Hey, Boo: Harper Lee and ‘To Kill a Mockingbird’ (Murphy, 2011)
Mary Murphy’s Hey, Boo: Harper Lee and ‘To Kill a Mockingbird’ is more celebration than investigation…and I’m perfectly fine with that. Few works in the history of American literature are more universally beloved than Lee’s bildungsroman. Add to the novel’s immense popularity the fact Richard Mulligan’s film adaptation consistently tops lists of fan favorites and the task of a documentarian covering this material is simultaneously daunting and alluring. Finding people willing to talk about what the book means to them is seldom a problem. Harnessing that enthusiasm to deepen the appreciation of the work about which every reader thinks he is an expert can be a difficult task indeed.
The key to Hey Boo’s success lies in director Mary Murphy’s ability to balance critique and appreciation, providing both historical and biographical context to explain the novel’s importance and testimonials to attest to its timeless qualities. Lee Smith, Scott Turow, Oprah Winfrey, Tom Brokaw, and James McBride read from and express admiration for Mockingbird, and, for the most part, eschew the temptation to use the forum to try to make themselves look smart, keeping the focus on Lee’s work.
That’s not to say that the film is superficial. It has plenty of insights for people who know the novel, not just for new fans. Two elements stood out upon reflection. Murphy chronicles how Lee worked with her publisher for approximately two years after the book manuscript was accepted, honing, polishing, and revising the text. Fifty years later, it’s a lot easier to get one’s work into print–but has this relative freedom led to a decline in quality? It’s hard to imagine a book from an unknown artist getting that kind of detailed attention today, and by and large we tend to buy into the Romantic notion that masterpieces are fully-formed offsprings of the minds of creative geniuses rather than hard polished products of sweat equity.

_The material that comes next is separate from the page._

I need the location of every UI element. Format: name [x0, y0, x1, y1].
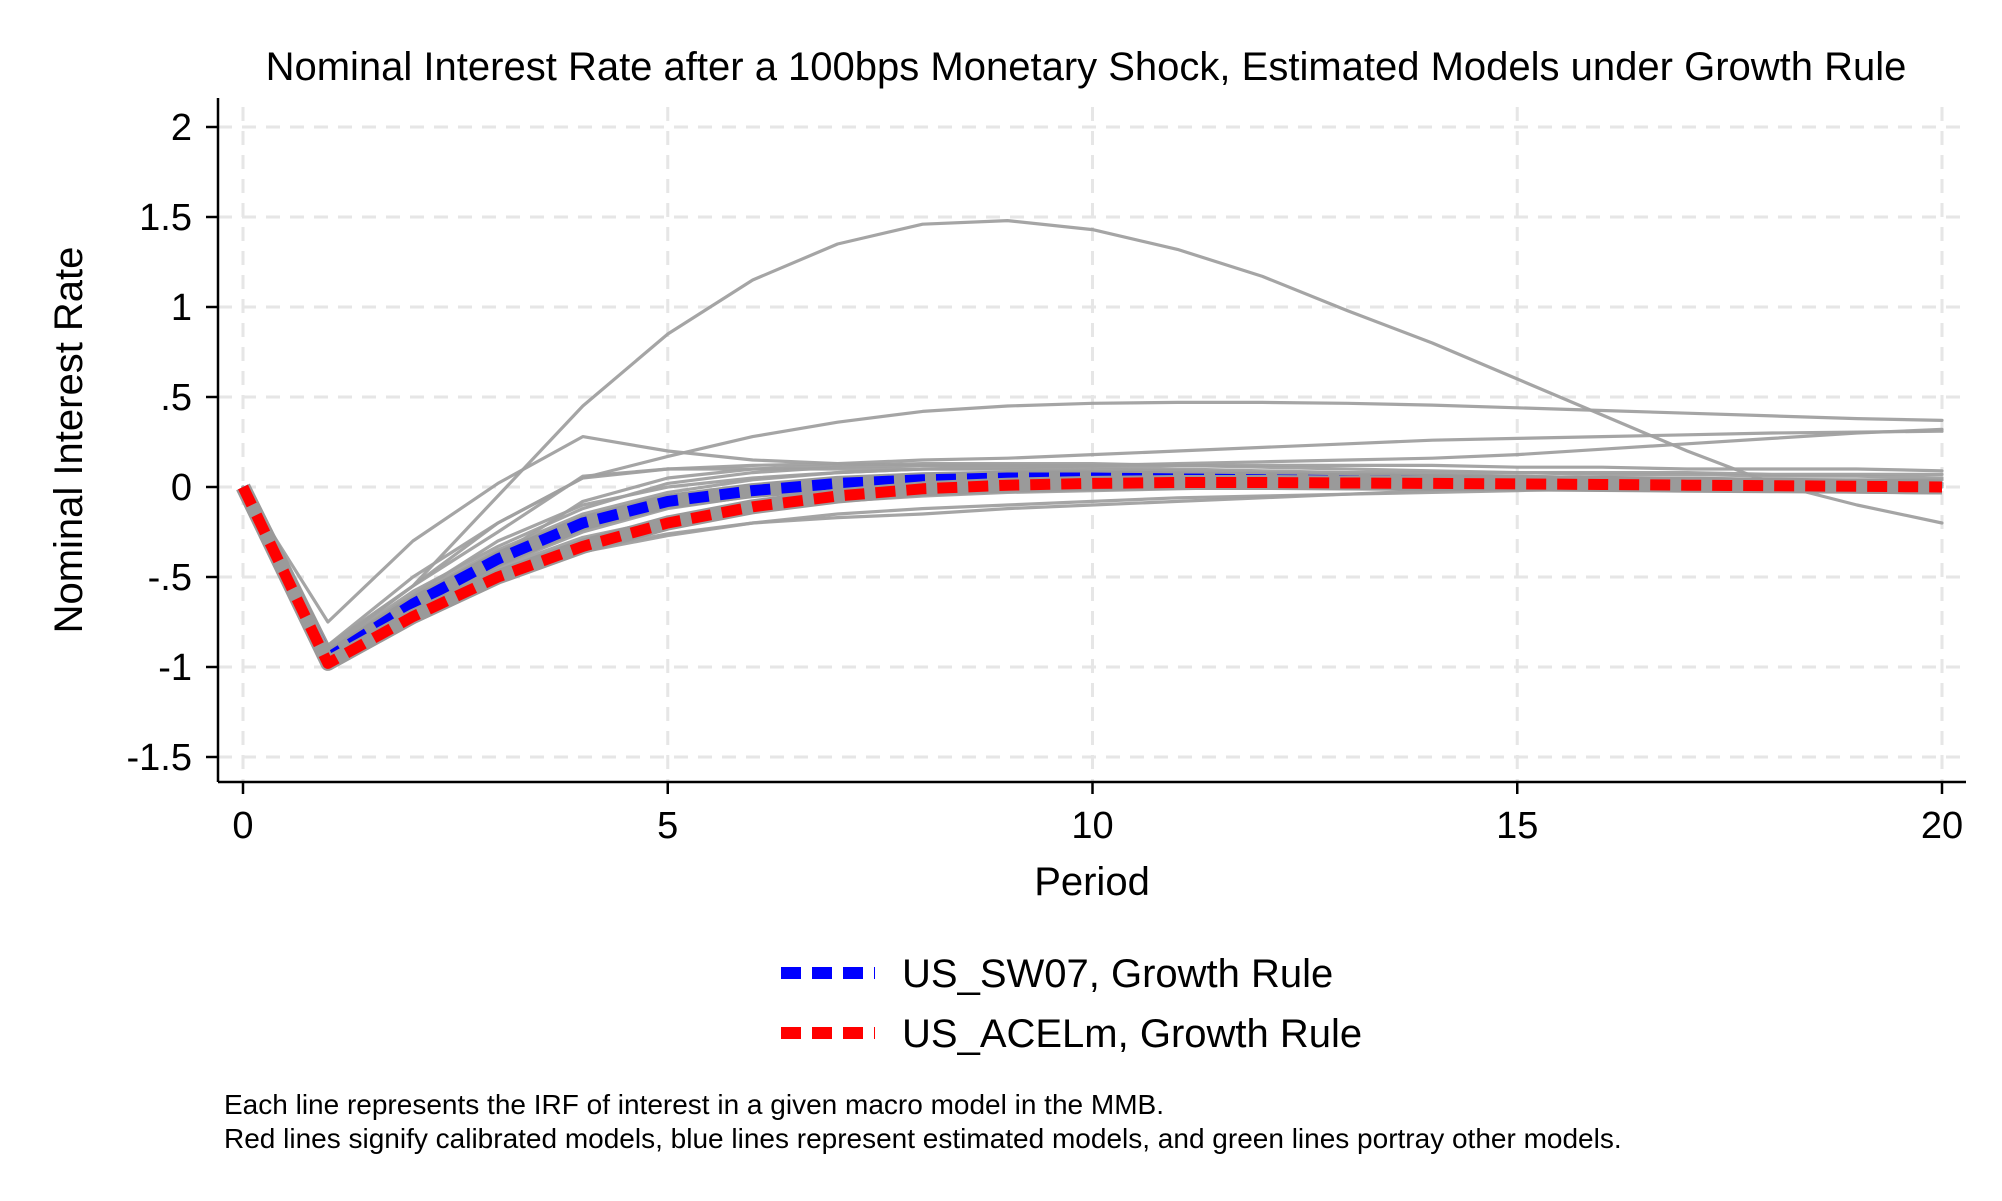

The other element of the documentary that is truly enlightening is Murphy’s putting the novel in its historical context. The further we get from the civil rights movement of the 1960s, the more we tend to misremember To Kill a Mockingbird as a postscript rather than a preface to it. Written in the late ’50s and published in 1960 (the film adaptation was released in 1962), Mockingbird often doesn’t get the credit it deserves for speaking out against racism before doing so was fashionable in white America. Several of the white interviewees speak out about the complicated, at times even subversive, cultural work performed by the novel. If, as Shelley said, the imagination is the moral instrument, then the book instructs us how to read it when Atticus tells Scout that we must walk in another man’s shoes to truly understand his point of view. For many of us, Tom Robinson’s shoes were the first we walked in that belonged to a man of a different color. Once we took Atticus’s advice, it was hard, if not impossible, to go back to the old ways of thinking.